= Thisbe Nissen =

American author

Thisbe Nissen is an American author. Originally from New York City, she lived in Iowa for eleven years. Among her works are Osprey Island, The Good People of New York, and Out of the Girls' Room and into the Night. She has taught a fiction course at least once a year since the inception of the Iowa Young Writers' Workshop, a two-week intensive creative writing workshop "camp" for talented high school students, except in 2006. She has also taught at the Iowa Writers' Workshop, Iowa Elderhostel.

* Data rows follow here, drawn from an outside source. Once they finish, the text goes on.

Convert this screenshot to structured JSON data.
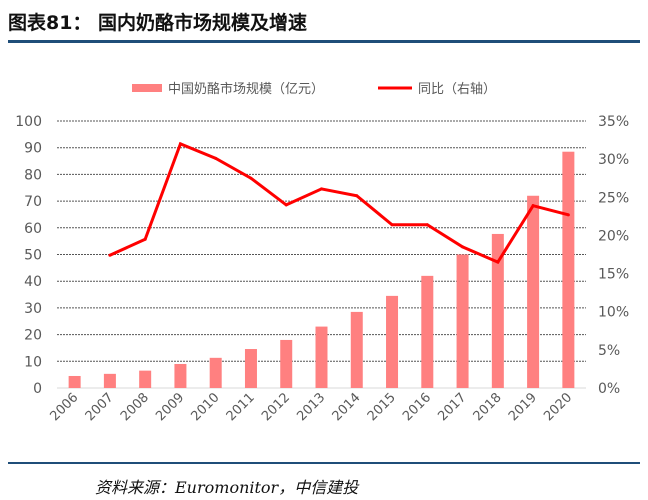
{
  "header": {
    "title": "图表81：  国内奶酪市场规模及增速"
  },
  "footer": {
    "source": "资料来源：Euromonitor，中信建投"
  },
  "chart_data": {
    "type": "bar+line",
    "categories": [
      "2006",
      "2007",
      "2008",
      "2009",
      "2010",
      "2011",
      "2012",
      "2013",
      "2014",
      "2015",
      "2016",
      "2017",
      "2018",
      "2019",
      "2020"
    ],
    "series": [
      {
        "name": "中国奶酪市场规模（亿元）",
        "type": "bar",
        "axis": "left",
        "color": "#ff8080",
        "values": [
          4.5,
          5.3,
          6.5,
          9,
          11.3,
          14.6,
          18,
          23,
          28.5,
          34.5,
          42,
          50,
          57.7,
          72,
          88.5
        ]
      },
      {
        "name": "同比（右轴）",
        "type": "line",
        "axis": "right",
        "color": "#ff0000",
        "values": [
          null,
          17.4,
          19.5,
          32,
          30.1,
          27.5,
          24,
          26.1,
          25.2,
          21.4,
          21.4,
          18.5,
          16.5,
          23.9,
          22.7
        ]
      }
    ],
    "ylim": [
      0,
      100
    ],
    "yticks": [
      "0",
      "10",
      "20",
      "30",
      "40",
      "50",
      "60",
      "70",
      "80",
      "90",
      "100"
    ],
    "y2lim": [
      0,
      35
    ],
    "y2ticks": [
      "0%",
      "5%",
      "10%",
      "15%",
      "20%",
      "25%",
      "30%",
      "35%"
    ],
    "grid": true,
    "legend": "top"
  }
}
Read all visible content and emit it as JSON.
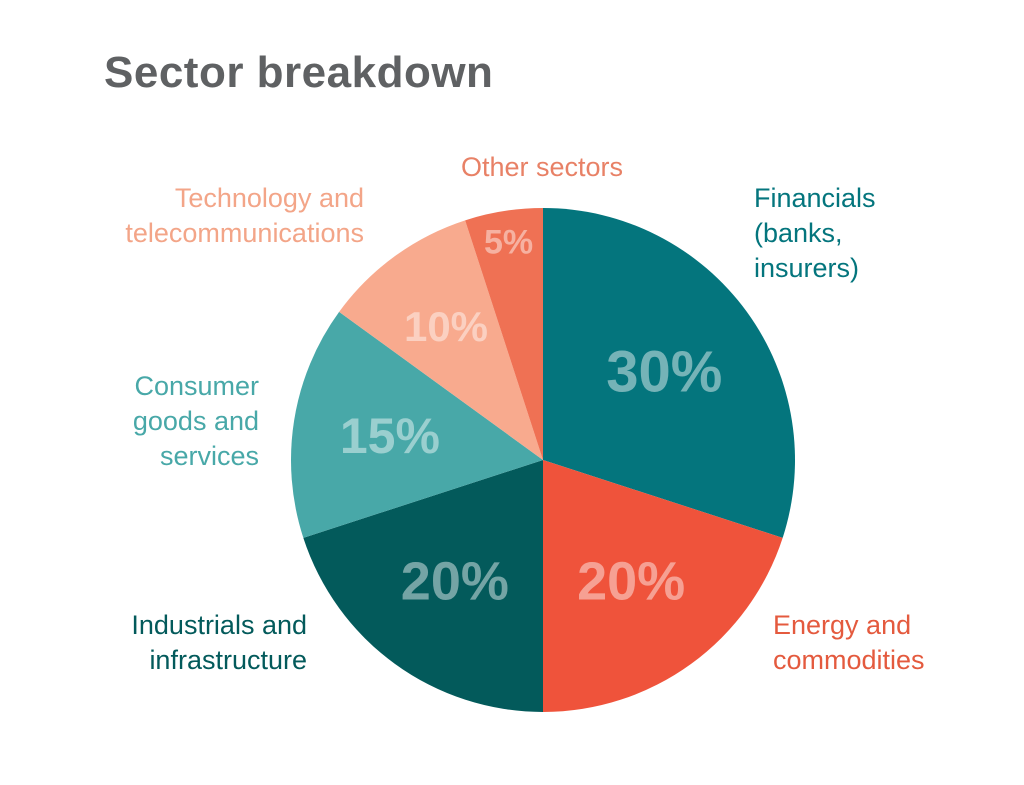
{
  "chart_data": {
    "type": "pie",
    "title": "Sector breakdown",
    "start": "top",
    "direction": "clockwise",
    "slices": [
      {
        "label": "Financials\n(banks,\ninsurers)",
        "value": 30,
        "value_label": "30%",
        "color": "#04757d",
        "label_color": "#04757d"
      },
      {
        "label": "Energy and\ncommodities",
        "value": 20,
        "value_label": "20%",
        "color": "#ef533b",
        "label_color": "#e45a3e"
      },
      {
        "label": "Industrials and\ninfrastructure",
        "value": 20,
        "value_label": "20%",
        "color": "#035a5b",
        "label_color": "#035a5b"
      },
      {
        "label": "Consumer\ngoods and\nservices",
        "value": 15,
        "value_label": "15%",
        "color": "#48a8a8",
        "label_color": "#48a8a8"
      },
      {
        "label": "Technology and\ntelecommunications",
        "value": 10,
        "value_label": "10%",
        "color": "#f8aa8e",
        "label_color": "#f3a588"
      },
      {
        "label": "Other sectors",
        "value": 5,
        "value_label": "5%",
        "color": "#ef7154",
        "label_color": "#e88166"
      }
    ]
  }
}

==Early life and education==
Nissen is a graduate of Hunter College High School on Manhattan's Upper East Side. She attended Oberlin College, and received her Master of Fine Arts in Fiction from the Iowa Writers' Workshop at the University of Iowa, where she was a James Michener Fellow.

==Career==
In 2007, she taught at the 3rd Annual Writers in Paradise at Eckerd College. In the spring of 2007, she was back in New York to teach at Columbia. After finishing a story collection called How Other People Make Love, Nissen is at work on a novel, and on several collaged picture books for children. From the fall of 2007 to the spring of 2009, she taught fiction workshops at Brandeis University in Waltham, Massachusetts. In 2010, she began a tenure-line appointment in the English Department at Western Michigan University, where she joined Jaimy Gordon, William Olsen, Nancy Eimers, Steve Feffer, and Richard Katrovas in the Creative Writing Program. She's married to writer Jay Baron Nicorvo.

== Works ==
Nissen's work has been published in Glimmer Train, Story, Story Quarterly, The Virginia Quarterly, Seventeen, Vogue, and Glamour. She is the author of the following books:

- Out of the Girls' Room and Into the Night: a collection of short stories and winner of the 1999 John Simmons Short Fiction Award. Dealing with many familiar issues in an unfamiliar way, Ms. Nissen tackles young women (and men) dealing with eating disorders, death, infidelity, and love.
- The Good People of New York: Nissen's first published novel (2001) is about the relationship between mother, Roz, and daughter, Miranda, as they travel through the hardships that life swings at them. Roz, a loud, confident Jewish woman living in New York, meets Edwin, a calm, quiet Nebraskan man at a party thrown by their mutual friend. From there on, they fall in love, get married, have a child, and have marital troubles.
- Osprey Island: this novel describes the weblike interrelations of an entire community, from the alcoholic Lance Squire, whose wife dies after falling asleep with a lit cigarette, to a romance between the resort owner's daughter Suzy Chizek and maintenance worker Roddy Jacobs.
- The Ex-Boyfriend Cookbook: They Came, They Cooked, They Left (But We Ended Up With Some Great Recipes), is a cookbook co-written with author Erin Ergenbright.